We address God as ‘dad’, but this is no indulgent sugar daddy. This father is one whose name is ‘hallowed’, treated with respect. Matthew has ‘Our Father in heaven, hallowed be your name’. This is our heavenly father, the who whose name is holy.
Prayer is about Ranking Priorities
Your kingdom come.
We pray first for God’s kingdom to come. Not ours. You are not the centre of the universe. The universe does not revolve around you. Matthew has:
Your kingdom come.
Your will be done,
on earth as it is in heaven.
In prayer, we align ourselves with God’s will. And you thought it was about presenting God with a shopping list!
Then, Prayer is about our Bodily Resources
Give us each day our daily bread
Given that God knows what we need before we ask, why do we ask? Because we need to acknowledge our creaturely dependence on God. That’s the deal: God is Creator. We are creatures. Our daily bread is what we need to sustain us in our earthly pilgrimage. This is not caviar and champagne – though we may enjoy those on occasion – this is the staff of life, meeting our basic needs.
And Prayer is about our Spiritual Resources
And forgive us our sins…
Sin is what breaks our relationship with God our Father in heaven. In Christ, God has done all that needed to be done to restore that relationship. But we can drift away. Each time we pray using the Lord’s Prayer, we ask that the relationship be restored.
Prayer is about our Relationships with Others
…for we ourselves forgive everyone indebted to us.

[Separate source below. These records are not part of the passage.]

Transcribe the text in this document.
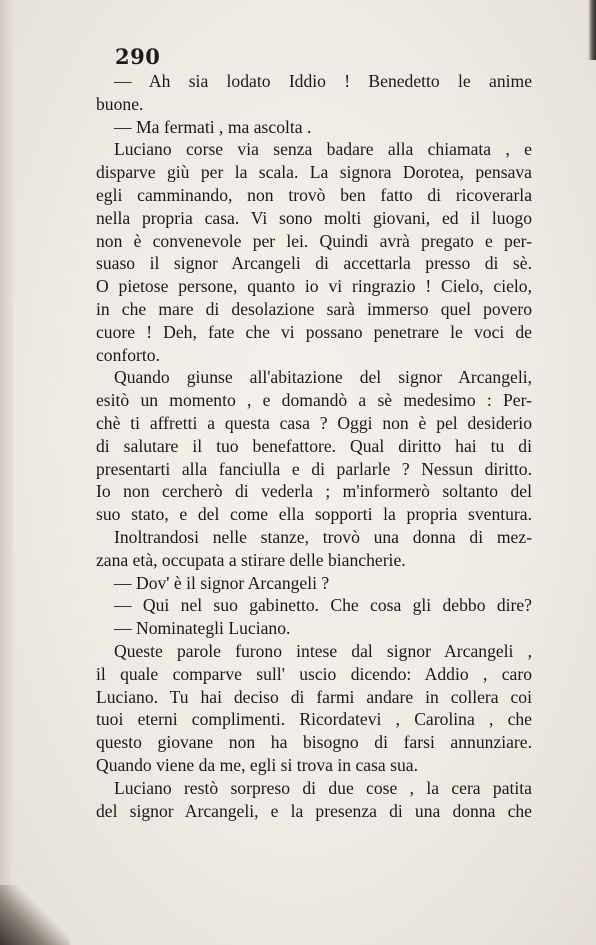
290
— Ah sia lodato Iddio ! Benedetto le anime
buone.
— Ma fermati , ma ascolta .
Luciano corse via senza badare alla chiamata , e
disparve giù per la scala. La signora Dorotea, pensava
egli camminando, non trovò ben fatto di ricoverarla
nella propria casa. Vi sono molti giovani, ed il luogo
non è convenevole per lei. Quindi avrà pregato e per-
suaso il signor Arcangeli di accettarla presso di sè.
O pietose persone, quanto io vi ringrazio ! Cielo, cielo,
in che mare di desolazione sarà immerso quel povero
cuore ! Deh, fate che vi possano penetrare le voci de
conforto.
Quando giunse all'abitazione del signor Arcangeli,
esitò un momento , e domandò a sè medesimo : Per-
chè ti affretti a questa casa ? Oggi non è pel desiderio
di salutare il tuo benefattore. Qual diritto hai tu di
presentarti alla fanciulla e di parlarle ? Nessun diritto.
Io non cercherò di vederla ; m'informerò soltanto del
suo stato, e del come ella sopporti la propria sventura.
Inoltrandosi nelle stanze, trovò una donna di mez-
zana età, occupata a stirare delle biancherie.
— Dov' è il signor Arcangeli ?
— Qui nel suo gabinetto. Che cosa gli debbo dire?
— Nominategli Luciano.
Queste parole furono intese dal signor Arcangeli ,
il quale comparve sull' uscio dicendo: Addio , caro
Luciano. Tu hai deciso di farmi andare in collera coi
tuoi eterni complimenti. Ricordatevi , Carolina , che
questo giovane non ha bisogno di farsi annunziare.
Quando viene da me, egli si trova in casa sua.
Luciano restò sorpreso di due cose , la cera patita
del signor Arcangeli, e la presenza di una donna che
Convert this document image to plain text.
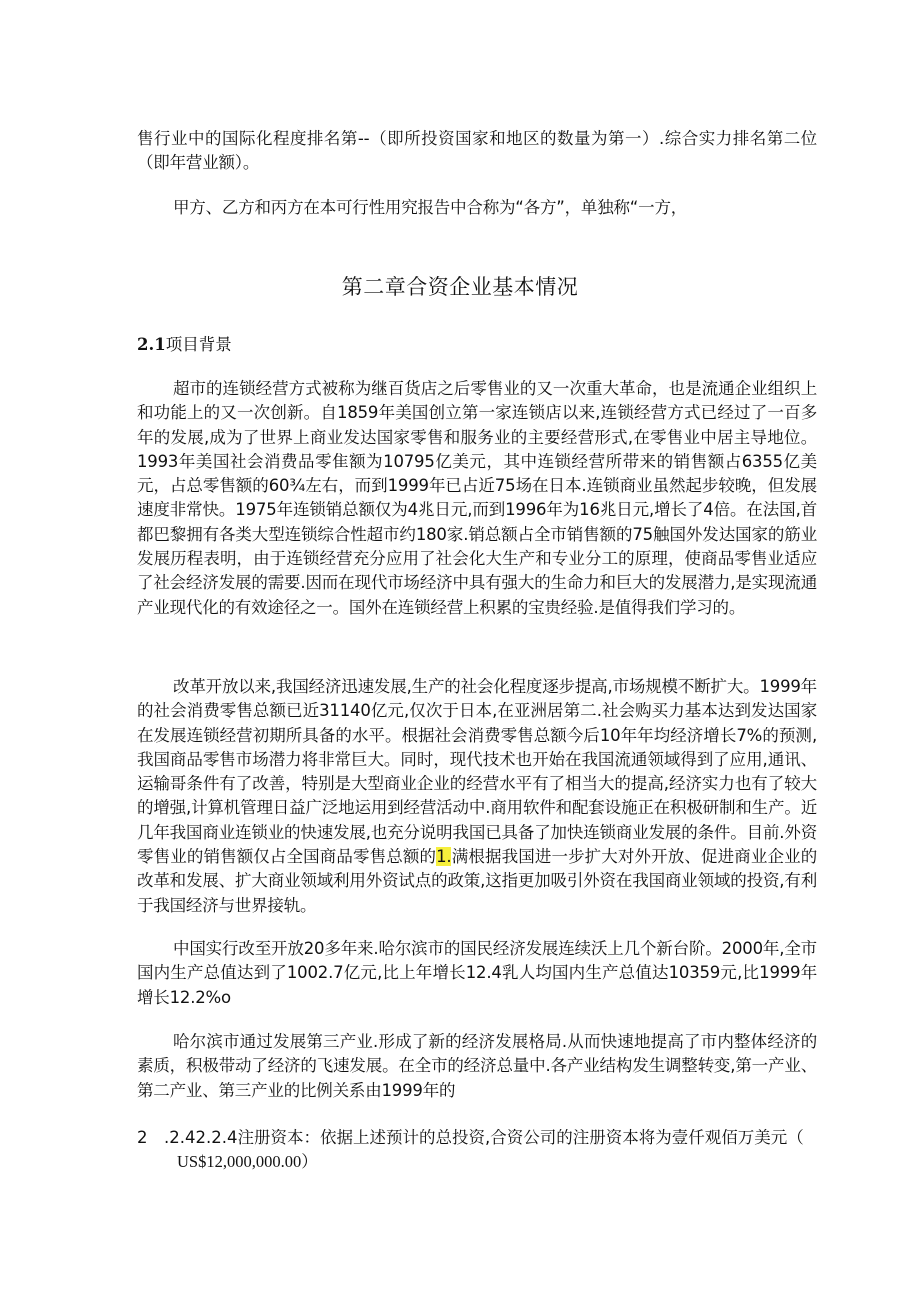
售行业中的国际化程度排名第--（即所投资国家和地区的数量为第一）.综合实力排名第二位（即年营业额）。

甲方、乙方和丙方在本可行性用究报告中合称为“各方”，单独称“一方，

第二章合资企业基本情况
2.1项目背景

超市的连锁经营方式被称为继百货店之后零售业的又一次重大革命，也是流通企业组织上和功能上的又一次创新。自1859年美国创立第一家连锁店以来,连锁经营方式已经过了一百多年的发展,成为了世界上商业发达国家零售和服务业的主要经营形式,在零售业中居主导地位。1993年美国社会消费品零隹额为10795亿美元，其中连锁经营所带来的销售额占6355亿美元，占总零售额的60¾左右，而到1999年已占近75场在日本.连锁商业虽然起步较晚，但发展速度非常快。1975年连锁销总额仅为4兆日元,而到1996年为16兆日元,增长了4倍。在法国,首都巴黎拥有各类大型连锁综合性超市约180家.销总额占全市销售额的75触国外发达国家的筋业发展历程表明，由于连锁经营充分应用了社会化大生产和专业分工的原理，使商品零售业适应了社会经济发展的需要.因而在现代市场经济中具有强大的生命力和巨大的发展潜力,是实现流通产业现代化的有效途径之一。国外在连锁经营上积累的宝贵经验.是值得我们学习的。

改革开放以来,我国经济迅速发展,生产的社会化程度逐步提高,市场规模不断扩大。1999年的社会消费零售总额已近31140亿元,仅次于日本,在亚洲居第二.社会购买力基本达到发达国家在发展连锁经营初期所具备的水平。根据社会消费零售总额今后10年年均经济增长7%的预测,我国商品零售市场潜力将非常巨大。同时，现代技术也开始在我国流通领域得到了应用,通讯、运输哥条件有了改善，特别是大型商业企业的经营水平有了相当大的提高,经济实力也有了较大的增强,计算机管理日益广泛地运用到经营活动中.商用软件和配套设施正在积极研制和生产。近几年我国商业连锁业的快速发展,也充分说明我国已具备了加快连锁商业发展的条件。目前.外资零售业的销售额仅占全国商品零售总额的1.满根据我国进一步扩大对外开放、促进商业企业的改革和发展、扩大商业领域利用外资试点的政策,这指更加吸引外资在我国商业领域的投资,有利于我国经济与世界接轨。

中国实行改至开放20多年来.哈尔滨市的国民经济发展连续沃上几个新台阶。2000年,全市国内生产总值达到了1002.7亿元,比上年增长12.4乳人均国内生产总值达10359元,比1999年增长12.2%o

哈尔滨市通过发展第三产业.形成了新的经济发展格局.从而快速地提高了市内整体经济的素质，积极带动了经济的飞速发展。在全市的经济总量中.各产业结构发生调整转变,第一产业、第二产业、第三产业的比例关系由1999年的

2　.2.42.2.4注册资本：依据上述预计的总投资,合资公司的注册资本将为壹仟观佰万美元（
US$12,000,000.00）
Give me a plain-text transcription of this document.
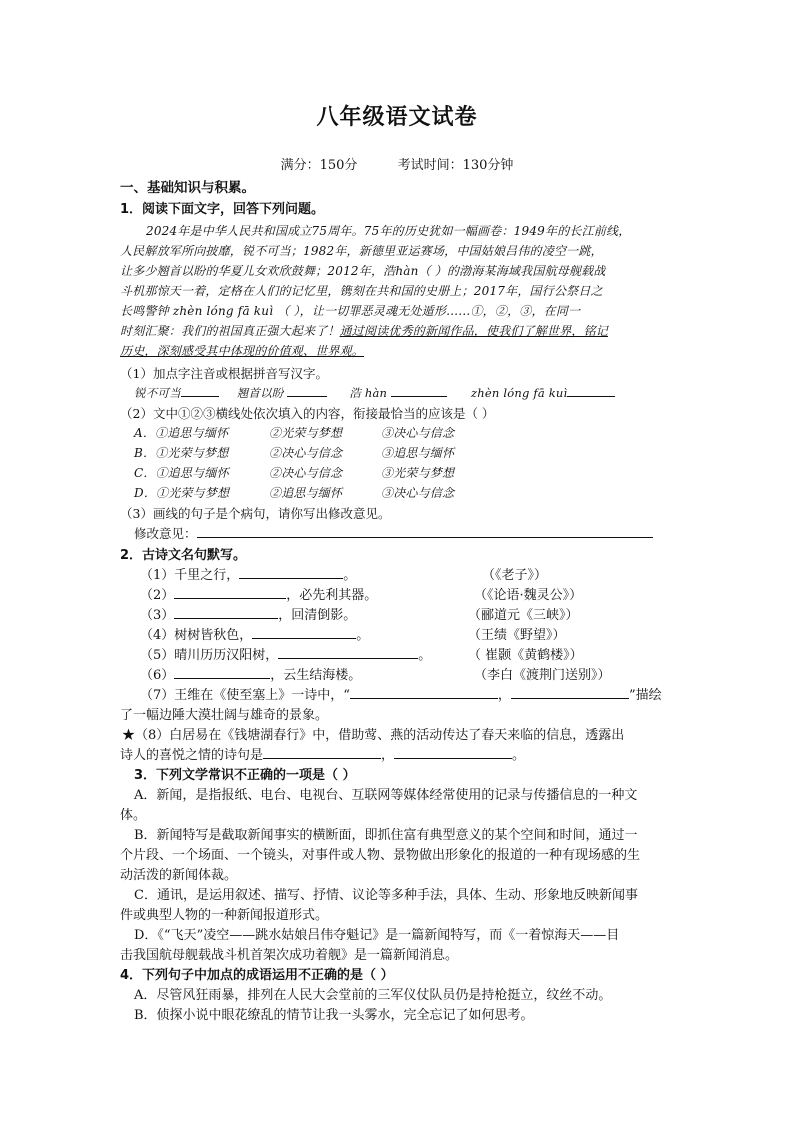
八年级语文试卷
满分：150分	考试时间：130分钟
一、基础知识与积累。
1．阅读下面文字，回答下列问题。
2024年是中华人民共和国成立75周年。75年的历史犹如一幅画卷：1949年的长江前线，
人民解放军所向披靡，锐不可当；1982年，新德里亚运赛场，中国姑娘吕伟的凌空一跳，
让多少翘首以盼的华夏儿女欢欣鼓舞；2012年，浩hàn（ ）的渤海某海域我国航母舰载战
斗机那惊天一着，定格在人们的记忆里，镌刻在共和国的史册上；2017年，国行公祭日之
长鸣警钟 zhèn lóng fā kuì （ ），让一切罪恶灵魂无处遁形……①，②，③，在同一
时刻汇聚：我们的祖国真正强大起来了！通过阅读优秀的新闻作品，使我们了解世界，铭记
历史，深刻感受其中体现的价值观、世界观。
（1）加点字注音或根据拼音写汉字。
锐不可当	翘首以盼	浩 hàn	zhèn lóng fā kuì
（2）文中①②③横线处依次填入的内容，衔接最恰当的应该是（ ）
A．①追思与缅怀	②光荣与梦想	③决心与信念
B．①光荣与梦想	②决心与信念	③追思与缅怀
C．①追思与缅怀	②决心与信念	③光荣与梦想
D．①光荣与梦想	②追思与缅怀	③决心与信念
（3）画线的句子是个病句，请你写出修改意见。
修改意见：
2．古诗文名句默写。
（1）千里之行，	。	（《老子》）
（2）	，必先利其器。	（《论语·魏灵公》）
（3）	，回清倒影。	（郦道元《三峡》）
（4）树树皆秋色，	。	（王绩《野望》）
（5）晴川历历汉阳树，	。	（ 崔颢《黄鹤楼》）
（6）	，云生结海楼。	（李白《渡荆门送别》）
（7）王维在《使至塞上》一诗中，“	，	”描绘
了一幅边陲大漠壮阔与雄奇的景象。
★（8）白居易在《钱塘湖春行》中，借助莺、燕的活动传达了春天来临的信息，透露出
诗人的喜悦之情的诗句是	，	。
3．下列文学常识不正确的一项是（ ）
A．新闻，是指报纸、电台、电视台、互联网等媒体经常使用的记录与传播信息的一种文
体。
B．新闻特写是截取新闻事实的横断面，即抓住富有典型意义的某个空间和时间，通过一
个片段、一个场面、一个镜头，对事件或人物、景物做出形象化的报道的一种有现场感的生
动活泼的新闻体裁。
C．通讯，是运用叙述、描写、抒情、议论等多种手法，具体、生动、形象地反映新闻事
件或典型人物的一种新闻报道形式。
D．《“飞天”凌空——跳水姑娘吕伟夺魁记》是一篇新闻特写，而《一着惊海天——目
击我国航母舰载战斗机首架次成功着舰》是一篇新闻消息。
4．下列句子中加点的成语运用不正确的是（ ）
A．尽管风狂雨暴，排列在人民大会堂前的三军仪仗队员仍是持枪挺立，纹丝不动。
B．侦探小说中眼花缭乱的情节让我一头雾水，完全忘记了如何思考。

Our relationship with God is always tied in to the relationships we have with others. We can’t expect God to forgive us if we are not open to forgive others.
Prayer is about having the Resilience to cope with life
And do not bring us to the time of trial.
It’s not a ‘get out of jail free’ card. I don’t know if you had noticed, but Christians – even vicars – do not necessarily lead charmed lives! We pray that we may have the resources to cope with what life throws at us.
Our prayer is that God will never take us to a place where we are stretched beyond our capacity to endure, to persevere.
And do not bring us to the time of trial,
but rescue us from the evil one.
Prayer is never mere repetition or recitation of something we have learned by rote. It is
- To do with Ranking Priorities
- We trust God for our Material Resources
- and for our Spiritual Resources
- We seek the Resilience to cope with what life throws at us.